In April’s issue, Cazana’s strategic partnership manager, Roly O’Neil tells Insurance Times about the value of insights from vehicle data and why it could help write profitable business
When it comes to motor insurance customer journeys there is a constant tug of war between customer experience and the ability to underwrite quality business with an appropriate level of risk assessment.
While insurers have a genuine want to operate in the most streamlined and customer-centric way possible, they will always be restricted by the need for a minimum level of information to allow them to produce an accurate level of pricing.
While customers may feel that the numerous questions asked for a car insurance policy, seem inconvenient and unnecessary, the reality is that the more information that a (lower risk) customer can provide the more preferential the end price is likely to be. However, this theory is not one size fits all. There will be customers that benefit from the broader brush pricing methodology that comes from not having to disclose as much. But on the whole, there are benefits for both insurers and insurees to providing not only the information, but the information in its most accurate state.
How do you please all of the people all of the time?
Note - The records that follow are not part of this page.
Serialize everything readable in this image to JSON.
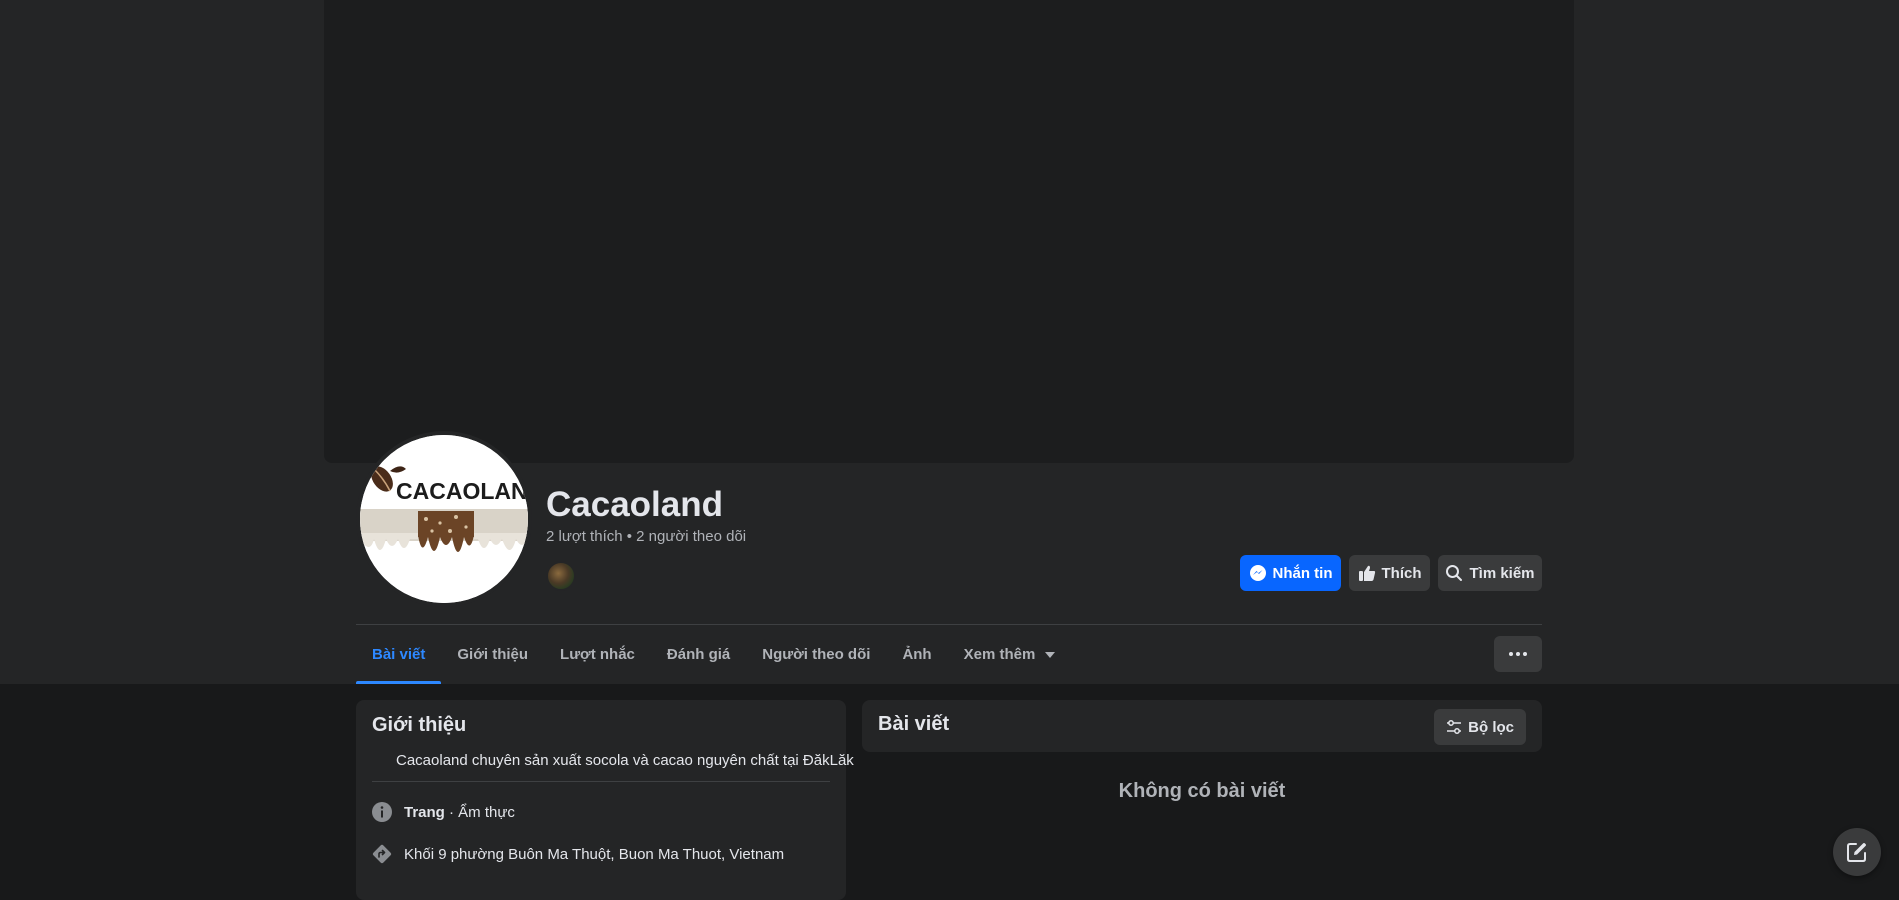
{
  "page": {
    "name": "Cacaoland",
    "stats": "2 lượt thích • 2 người theo dõi",
    "avatar_logo_text": "CACAOLAND"
  },
  "actions": {
    "message_label": "Nhắn tin",
    "like_label": "Thích",
    "search_label": "Tìm kiếm"
  },
  "tabs": [
    {
      "label": "Bài viết",
      "active": true
    },
    {
      "label": "Giới thiệu",
      "active": false
    },
    {
      "label": "Lượt nhắc",
      "active": false
    },
    {
      "label": "Đánh giá",
      "active": false
    },
    {
      "label": "Người theo dõi",
      "active": false
    },
    {
      "label": "Ảnh",
      "active": false
    },
    {
      "label": "Xem thêm",
      "active": false
    }
  ],
  "intro": {
    "title": "Giới thiệu",
    "bio": "Cacaoland chuyên sản xuất socola và cacao nguyên chất tại ĐăkLăk",
    "category_strong": "Trang",
    "category_rest": " · Ẩm thực",
    "address": "Khối 9 phường Buôn Ma Thuột, Buon Ma Thuot, Vietnam"
  },
  "posts": {
    "title": "Bài viết",
    "filter_label": "Bộ lọc",
    "empty_text": "Không có bài viết"
  },
  "colors": {
    "accent": "#0866ff",
    "active_tab": "#2d88ff",
    "background": "#18191a",
    "surface": "#242526"
  }
}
Simply put, you can’t. There is a constant balance, and a conflict between wanting to guide a customer seamlessly through the journey, ideally without requiring them to pause their enquiry to locate the requested data, whilst also wanting to know that the data inputted is indeed accurate.
Cazana has been working with multiple companies within the insurance industry on how they can help prepopulate these essential fields, relating specifically to the insured vehicle. With the majority of journeys that have been reviewed, Cazana are confident that they can prepopulate a minimum of 7 fields (this varies depending on the journey).
The impact of question set reductions is well documented. With a mixture of benefits for both the customer and insurance provider. The less the customer has to leave the initial interaction, to look for answers, the greater the chance of progression through the journey and ultimately an increase in conversion.
The alternative to this is that the customer will simply guess to get the job done. As we know, buying car insurance is a necessary chore, not something people tend to do for fun. So, anything that can be done to enhance and simplify the process is likely to increase the chances the customer will complete the car insurance purchase process in a single visit.
From their research, they estimate that between 15% and 20% of dropouts in a standard car insurance journey come from questions relating specifically to the vehicle itself. They can prepopulate a number of these responses including but not limited to those represented in (see fig1)
Not only does this enhance the chances of the customer progressing further through the journey, but Cazana has also learnt that this level of knowledge of the customer’s specific vehicle can improve customer confidence that the provider really does know their car and therefore that they are properly insured at the best price.
Of course, prepopulated data acts only as a suggested response for the customer and it is essential that a customer has the freedom to make any changes they wish. This also helps to create a secondary line of defence against potential fraud.
As the insurer can use the underlying data to flag any changes the customer has made that would impact the overall risk assessment or any future potential claims costs associated. It is very useful, not only to know if a customer has made multiple amendments (sometimes to a single question) but also the extremity of the changes. (e.g., massively inflating a vehicle valuation)
Outside of the pre-populated fields, there are numerous other Cazana led data points that can be utilised to improve fraud prevention or even just help provide an enriched level of data that form part of the post sales or renewals process.
For example, it is not possible to prepopulate the exact modification that a vehicle has as part of the quote process, but the underlying data can trigger a response as to whether a vehicle has any modifications when the customer has answered that there are none.
These sorts of insights can, again, not only provide the insurer with the additional risk related information to accurately price. But also ensures that the customers that have made a genuine mistake are adequately insured. This makes for a much more transparent contract between the insurer and their customer.
This array of vehicle data should not just be viewed as a way to trip customers up or to lead a witch hunt of non-disclosure. But more as a way to enhance and improve the relationship between insurer and customer. Not only can this help increase trust through transparency, but also provides the insurer with the opportunity to add value to the customer experience.
There are multiple ways that knowing about the customer’s vehicle can provide genuine additional points of customer contact outside of the usual annual renewal cycle, for example flagging reminders for when MOTs are due, through to highlighting when a customer is looking to sell their vehicle. Detailed knowledge of the ongoing ‘live’ value of a vehicle also enables insurers to make more informed midterm adjustments and of course more accurate renewal ‘journeys’.
By using Cazana’s vehicle data the insurance industry is bridging the gap between great customer experience and underwriting profitable business.